21 August 2012


After completing our day trip to Phnom Chisor we had a late lunch at Tonle Bati lake, which is something I would not recommend to do again. The food was horrible and the prices sky high. A total tourist trap in my opinion. As a vegetarian I had no real option but rice with vegetables, which took almost an hour to arrive. The lake and the setting is very scenic though. There are huts on the lake where visitors can eat, drink and relax. We might have picked the wrong hut and/or the wrong vendor who prepared the food, but we did make our point when we paid that we felt we were overcharged. 

Unfortunately it is a stop for most travelers, Khmer or tourist, since it is on the way to the temples and sights in the area. 

Ta Prohm is right next to it and there is an entrance fee for the whole recreation area to be paid. 

Ta Prohm is the name of the temple and should not be confused with the large temple of the same name just east of Angkor Thom in Siem Reap. 

The temple is a late 12th or early 13th Century A.D. site which I really liked for it's compact size and for it's number of lintels and other stone carvings. There are also a number of Buddha carvings in this temple. 
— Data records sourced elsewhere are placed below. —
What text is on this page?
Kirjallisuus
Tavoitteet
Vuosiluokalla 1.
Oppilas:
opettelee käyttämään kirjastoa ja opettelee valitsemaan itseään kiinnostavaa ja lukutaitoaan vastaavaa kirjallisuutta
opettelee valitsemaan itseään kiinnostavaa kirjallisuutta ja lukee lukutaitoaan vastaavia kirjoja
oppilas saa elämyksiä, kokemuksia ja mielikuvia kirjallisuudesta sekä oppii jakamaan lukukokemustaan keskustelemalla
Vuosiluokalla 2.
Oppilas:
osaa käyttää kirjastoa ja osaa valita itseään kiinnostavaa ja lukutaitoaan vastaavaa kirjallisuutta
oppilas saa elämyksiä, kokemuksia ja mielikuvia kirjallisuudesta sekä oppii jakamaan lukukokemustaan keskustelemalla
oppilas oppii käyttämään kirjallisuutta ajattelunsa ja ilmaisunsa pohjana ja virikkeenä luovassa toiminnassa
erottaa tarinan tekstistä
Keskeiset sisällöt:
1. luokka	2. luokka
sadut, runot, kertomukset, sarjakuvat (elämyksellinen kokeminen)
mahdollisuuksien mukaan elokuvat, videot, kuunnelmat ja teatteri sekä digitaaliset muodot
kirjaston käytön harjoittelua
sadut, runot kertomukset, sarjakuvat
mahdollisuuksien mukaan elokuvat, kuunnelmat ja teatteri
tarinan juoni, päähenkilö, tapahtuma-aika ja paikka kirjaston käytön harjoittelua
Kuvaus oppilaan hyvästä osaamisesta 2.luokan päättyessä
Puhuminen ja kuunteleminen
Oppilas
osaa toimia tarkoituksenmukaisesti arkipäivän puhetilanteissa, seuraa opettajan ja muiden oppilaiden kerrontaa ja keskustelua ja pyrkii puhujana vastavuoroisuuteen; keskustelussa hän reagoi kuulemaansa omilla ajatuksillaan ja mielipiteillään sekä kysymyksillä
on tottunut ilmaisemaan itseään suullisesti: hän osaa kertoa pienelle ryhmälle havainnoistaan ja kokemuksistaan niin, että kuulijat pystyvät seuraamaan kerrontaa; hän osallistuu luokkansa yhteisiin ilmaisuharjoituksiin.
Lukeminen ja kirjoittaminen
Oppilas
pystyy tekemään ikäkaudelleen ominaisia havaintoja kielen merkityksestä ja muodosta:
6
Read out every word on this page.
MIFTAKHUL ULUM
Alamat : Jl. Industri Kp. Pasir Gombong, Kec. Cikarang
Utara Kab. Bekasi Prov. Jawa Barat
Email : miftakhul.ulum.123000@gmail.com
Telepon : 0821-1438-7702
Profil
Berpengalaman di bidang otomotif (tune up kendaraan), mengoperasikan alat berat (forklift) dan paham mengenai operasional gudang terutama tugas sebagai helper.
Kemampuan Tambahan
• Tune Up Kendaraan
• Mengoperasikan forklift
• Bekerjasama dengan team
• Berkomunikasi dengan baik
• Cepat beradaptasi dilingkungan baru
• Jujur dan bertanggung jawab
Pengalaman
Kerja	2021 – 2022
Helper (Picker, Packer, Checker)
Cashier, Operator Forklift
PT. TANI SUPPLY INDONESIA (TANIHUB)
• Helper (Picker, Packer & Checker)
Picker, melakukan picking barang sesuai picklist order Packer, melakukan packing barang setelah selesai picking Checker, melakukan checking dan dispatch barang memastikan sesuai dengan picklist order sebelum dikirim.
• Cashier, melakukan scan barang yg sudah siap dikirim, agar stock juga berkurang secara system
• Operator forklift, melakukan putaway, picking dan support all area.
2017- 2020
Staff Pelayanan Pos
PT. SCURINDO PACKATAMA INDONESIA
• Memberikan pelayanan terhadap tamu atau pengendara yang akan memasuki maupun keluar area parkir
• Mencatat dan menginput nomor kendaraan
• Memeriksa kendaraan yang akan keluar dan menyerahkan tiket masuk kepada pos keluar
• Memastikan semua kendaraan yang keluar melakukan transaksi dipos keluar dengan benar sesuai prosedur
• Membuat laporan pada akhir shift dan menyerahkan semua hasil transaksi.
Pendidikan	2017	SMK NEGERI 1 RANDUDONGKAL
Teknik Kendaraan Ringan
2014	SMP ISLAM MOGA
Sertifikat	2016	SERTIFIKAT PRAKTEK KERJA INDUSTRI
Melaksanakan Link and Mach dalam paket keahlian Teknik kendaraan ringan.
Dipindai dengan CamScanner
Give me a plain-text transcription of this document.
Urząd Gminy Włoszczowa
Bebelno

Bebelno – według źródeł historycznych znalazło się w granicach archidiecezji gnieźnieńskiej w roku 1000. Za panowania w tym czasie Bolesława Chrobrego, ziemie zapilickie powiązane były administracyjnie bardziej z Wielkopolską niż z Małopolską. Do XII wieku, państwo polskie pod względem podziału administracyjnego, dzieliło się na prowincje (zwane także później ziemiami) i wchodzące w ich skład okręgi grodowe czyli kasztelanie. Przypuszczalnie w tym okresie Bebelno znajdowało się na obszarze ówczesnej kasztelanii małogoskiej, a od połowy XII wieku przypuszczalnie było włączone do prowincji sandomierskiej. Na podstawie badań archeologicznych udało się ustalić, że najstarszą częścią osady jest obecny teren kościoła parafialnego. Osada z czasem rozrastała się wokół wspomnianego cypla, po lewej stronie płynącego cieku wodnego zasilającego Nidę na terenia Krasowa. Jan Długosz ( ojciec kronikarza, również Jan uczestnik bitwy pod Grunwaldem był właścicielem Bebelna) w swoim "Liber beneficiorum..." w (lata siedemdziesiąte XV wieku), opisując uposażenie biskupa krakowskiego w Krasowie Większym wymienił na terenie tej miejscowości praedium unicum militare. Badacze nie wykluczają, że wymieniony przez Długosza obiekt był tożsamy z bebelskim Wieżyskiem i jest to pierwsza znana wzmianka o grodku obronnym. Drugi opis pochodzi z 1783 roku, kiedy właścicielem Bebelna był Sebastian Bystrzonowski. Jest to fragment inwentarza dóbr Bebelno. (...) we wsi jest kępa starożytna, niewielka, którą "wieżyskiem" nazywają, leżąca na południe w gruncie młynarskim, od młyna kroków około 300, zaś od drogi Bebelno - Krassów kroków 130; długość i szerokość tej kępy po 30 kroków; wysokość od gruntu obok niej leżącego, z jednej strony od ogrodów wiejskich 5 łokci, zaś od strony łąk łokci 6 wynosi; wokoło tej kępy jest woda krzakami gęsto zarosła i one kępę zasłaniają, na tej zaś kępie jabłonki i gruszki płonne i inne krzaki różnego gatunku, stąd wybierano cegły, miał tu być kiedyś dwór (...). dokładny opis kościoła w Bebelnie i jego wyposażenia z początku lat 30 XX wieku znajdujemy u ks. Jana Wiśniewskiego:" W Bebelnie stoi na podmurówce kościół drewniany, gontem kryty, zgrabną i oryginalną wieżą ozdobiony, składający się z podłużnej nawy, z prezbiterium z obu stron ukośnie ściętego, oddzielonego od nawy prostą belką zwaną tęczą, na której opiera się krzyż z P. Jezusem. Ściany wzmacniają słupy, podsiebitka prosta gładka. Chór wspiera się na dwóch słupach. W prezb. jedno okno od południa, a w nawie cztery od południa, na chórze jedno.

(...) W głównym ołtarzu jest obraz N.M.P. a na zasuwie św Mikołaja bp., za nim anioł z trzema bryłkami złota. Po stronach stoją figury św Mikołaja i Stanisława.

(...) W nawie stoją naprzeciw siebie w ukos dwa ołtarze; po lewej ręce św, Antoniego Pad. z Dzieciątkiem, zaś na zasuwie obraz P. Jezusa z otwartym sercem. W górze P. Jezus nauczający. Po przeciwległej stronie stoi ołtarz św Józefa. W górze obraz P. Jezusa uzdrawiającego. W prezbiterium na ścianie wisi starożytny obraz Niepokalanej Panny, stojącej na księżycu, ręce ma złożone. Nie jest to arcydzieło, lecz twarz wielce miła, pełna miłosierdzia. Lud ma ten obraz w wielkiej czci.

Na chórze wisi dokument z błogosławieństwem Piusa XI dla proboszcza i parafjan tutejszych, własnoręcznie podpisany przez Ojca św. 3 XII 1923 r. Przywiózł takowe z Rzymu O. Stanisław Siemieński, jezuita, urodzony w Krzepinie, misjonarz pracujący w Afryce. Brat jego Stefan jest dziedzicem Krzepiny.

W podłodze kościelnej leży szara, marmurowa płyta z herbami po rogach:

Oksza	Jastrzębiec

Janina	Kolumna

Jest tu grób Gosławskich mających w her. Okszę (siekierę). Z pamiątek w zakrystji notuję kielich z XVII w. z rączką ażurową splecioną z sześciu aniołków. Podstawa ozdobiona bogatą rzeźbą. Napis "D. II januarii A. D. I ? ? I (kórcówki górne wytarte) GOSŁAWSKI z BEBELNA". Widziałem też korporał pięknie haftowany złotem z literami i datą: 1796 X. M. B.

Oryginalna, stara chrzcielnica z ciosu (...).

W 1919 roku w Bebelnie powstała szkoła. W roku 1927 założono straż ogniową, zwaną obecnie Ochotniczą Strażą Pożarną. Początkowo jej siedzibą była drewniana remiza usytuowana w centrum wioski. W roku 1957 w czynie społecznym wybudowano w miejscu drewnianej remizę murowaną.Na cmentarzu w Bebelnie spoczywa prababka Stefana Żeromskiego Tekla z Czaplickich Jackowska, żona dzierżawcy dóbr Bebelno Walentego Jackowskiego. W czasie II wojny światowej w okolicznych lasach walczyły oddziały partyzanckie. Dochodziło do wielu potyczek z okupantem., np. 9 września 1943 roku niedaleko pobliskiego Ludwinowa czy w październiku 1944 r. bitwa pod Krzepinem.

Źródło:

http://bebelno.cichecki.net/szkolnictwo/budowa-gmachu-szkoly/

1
What I did not like from the very first moment we left the car, was the number of kids who try to sell you something. The kids were very bad behaved and my guide and I could not have a quiet moment to discuss the architecture and importance of the monument. We actually had to walk away from the temple to have our "15 minutes" of discussing the temple. The kids did not leave though. They stayed right with us and were amused hearing one or the other term in Khmer language which they knew. 

Upon entering the laterite enclosure the entire army of kids walked with us and once inside the temple structures, their parents and grand parents took over. We were basically hassled through the entire temple and from tower to tower. No a single quiet moment. Even my tour guide was hassled to make me donate money, buy joss sticks, flowers and other items. Older people were even coming out from the sanctuaries to drag us inside. It seemed like the entire village has become vendors or "priests" who conduct a short prayer for money. A very un-pleasant experience indeed, which is not fair to the beauty of the temple, the lintels, pediments and the structures. 

On the other side of the temple was a small shrine where another older woman foretold the future to a bunch of young girls who were praying for their own good luck. A bundle of money bills was an obvious sign of the real intention here. 

To the side of the temple and within walking distance is a modern monastery which has another ancient Khmer sanctuary in front of it, which also contains beautiful lintels. In the sanctuary are several old and new Buddha statues. 

So, Ta Prohm at Tonle Bati is an interesting site, where we would have spent more time to enjoy the temple but we hurried through it just to get away from the annoying local people.